The data files are being analyzed for number of clicks, pulse repetition rate (pulses per second), click power spectrum, and received sound pressure level. Together with previous datasets, these parameters will make it possible to find out whether specific sound types are correlated with certain behaviors or social situations. Also, it is important to find out to what extent the animals use their pulsed sound directionality (as indicated by higher frequency peaks in the click power spectrum) to address social signals to a specific animal, i.e. the tag carrier.

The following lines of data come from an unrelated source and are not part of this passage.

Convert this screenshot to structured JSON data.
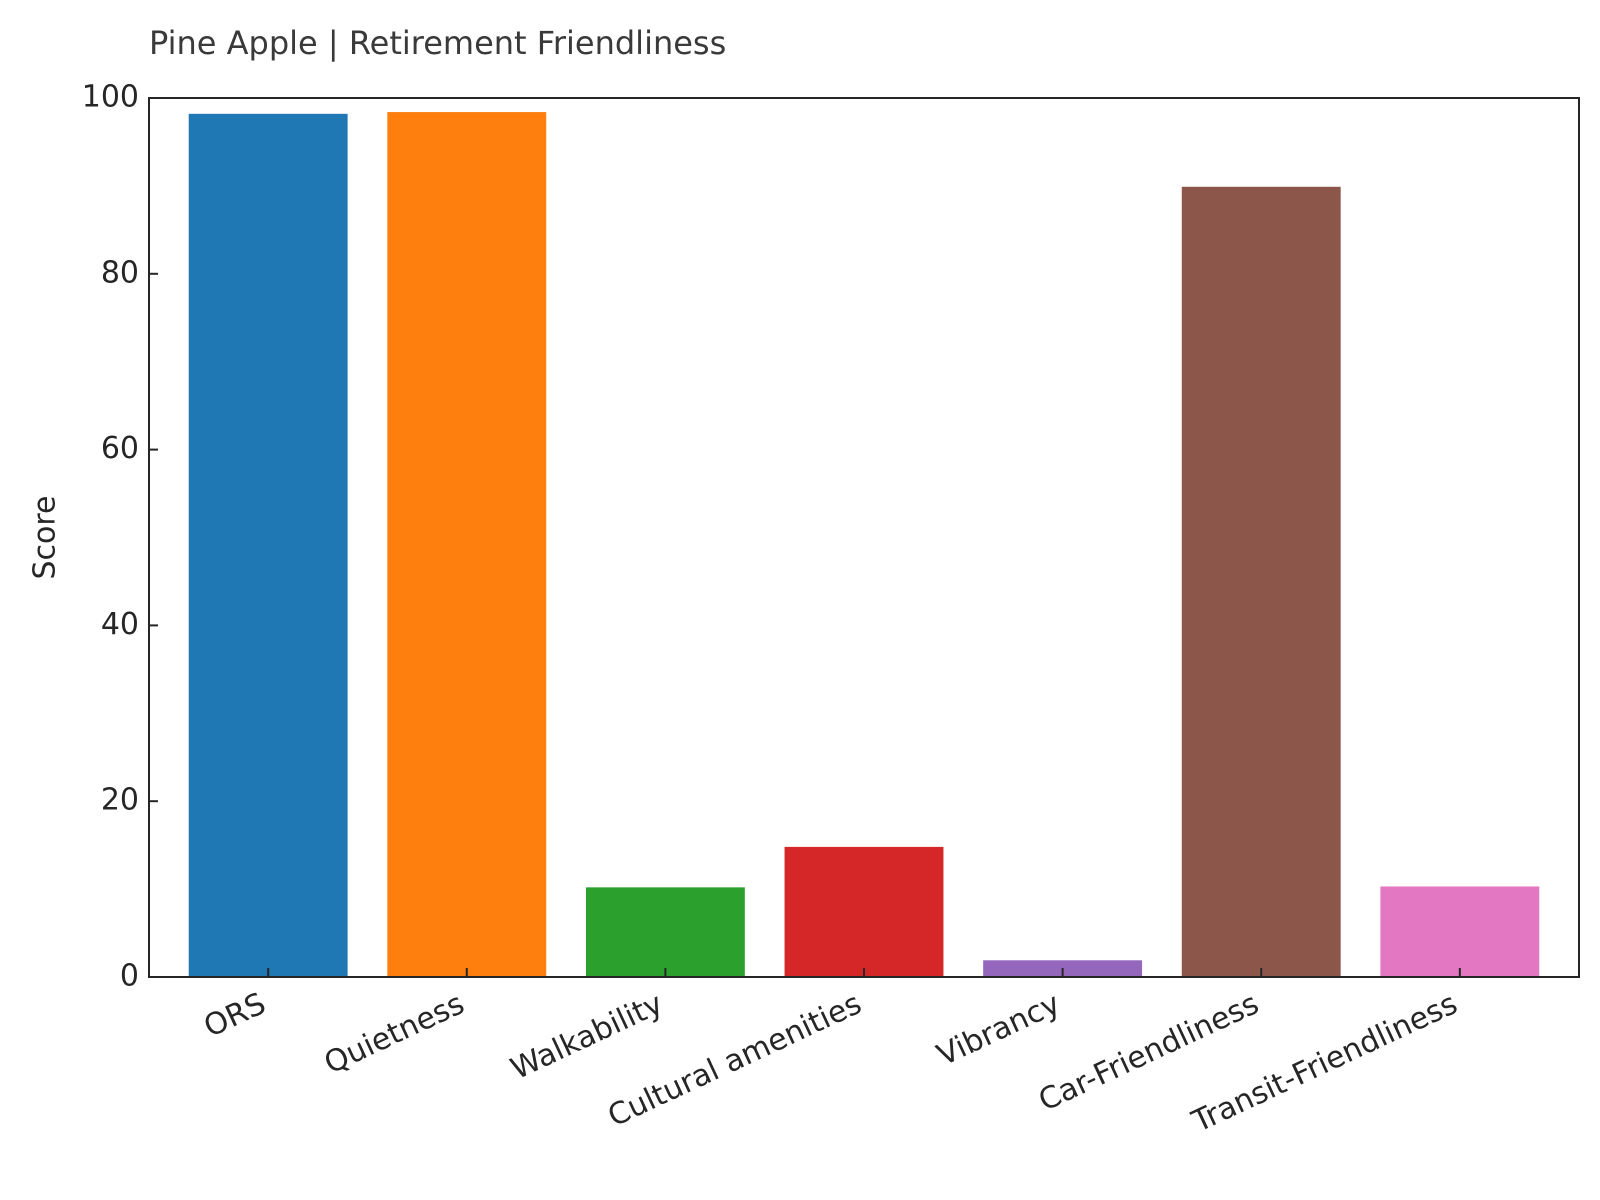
{
  "chart_data": {
    "type": "bar",
    "title": "Pine Apple | Retirement Friendliness",
    "xlabel": "",
    "ylabel": "Score",
    "ylim": [
      0,
      100
    ],
    "yticks": [
      0,
      20,
      40,
      60,
      80,
      100
    ],
    "grid": false,
    "categories": [
      "ORS",
      "Quietness",
      "Walkability",
      "Cultural amenities",
      "Vibrancy",
      "Car-Friendliness",
      "Transit-Friendliness"
    ],
    "values": [
      98.2,
      98.4,
      10.2,
      14.8,
      1.9,
      89.9,
      10.3
    ],
    "colors": [
      "#1f77b4",
      "#ff7f0e",
      "#2ca02c",
      "#d62728",
      "#9467bd",
      "#8c564b",
      "#e377c2"
    ]
  }
}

The objective of this study is to shed new light on a feeding method first observed in wild dolphins on the Little Bahamas banks known as “crater feeding” or benthic feeding. During this foraging activity, dolphins apparently detect fish buried deep in the coral sand, and then plunge head first into the sand to catch it. The ELVIS (Echo-Location Visualization Integration System) system, including a 4-by-4 hydrophone matrix mounted on fabric, is well suited to study the possible use of sonar in this behavior. Custom-made software makes it possible t trace the sonar beam axis of a dolphin exploring the area covered by the hydrophone matrix. A controlled, simulated foraging arena was set up in one of the DE pools. The ELVIS system was buried under a layer of about 5 cm of fine coral sand, and three identical objects (targets) were made from PVC tubing. Each target was filled with 3 iron nails to enhance their sonar target strength (the target strength of PVC is very weak). When buried, the PVC tubes filled with water, making a hollow in the sand. This allowed two hypotheses concerning what cues the dolphins might use to find the buried fish in the wild to be tested: the echo of the fish/object itself and the echo of the hollow in the sand created by the fish’s
In total, 25 sessions were carried out with the three animals (all male) allocated to participate: Jake, Stormy, and Shawn. Although no thorough analysis has yet been done, the preliminary conclusions are that all three dolphins used their sonar intensively when they tried to find the objects, whether they were partly or completely buried in the sand, and that they had obvious problems finding them even under only 5-10 mm of sand. We cannot exclude the possibility that this was due to these dolphins being inexperienced with sonar seabed exploration. They had never been asked to perform such a task before; instead they have been trained to pick up objects on the surface of the seabed, which is an easy task compared to locating buried objects. There was an evident difference in the body posture of these dolphins and the wild dolphins engaged in crater feeding; the body of the latter pointed at an angle in reference to the seabed, whereas the former were almost vertical. This means that the wild dolphins avoid the strong seabed surface echo that may mask the much weaker echo from the buried object. The acoustic attenuation in coral sand seems to be considerable, so any echo returning from an object buried in the sand will be severely weakened.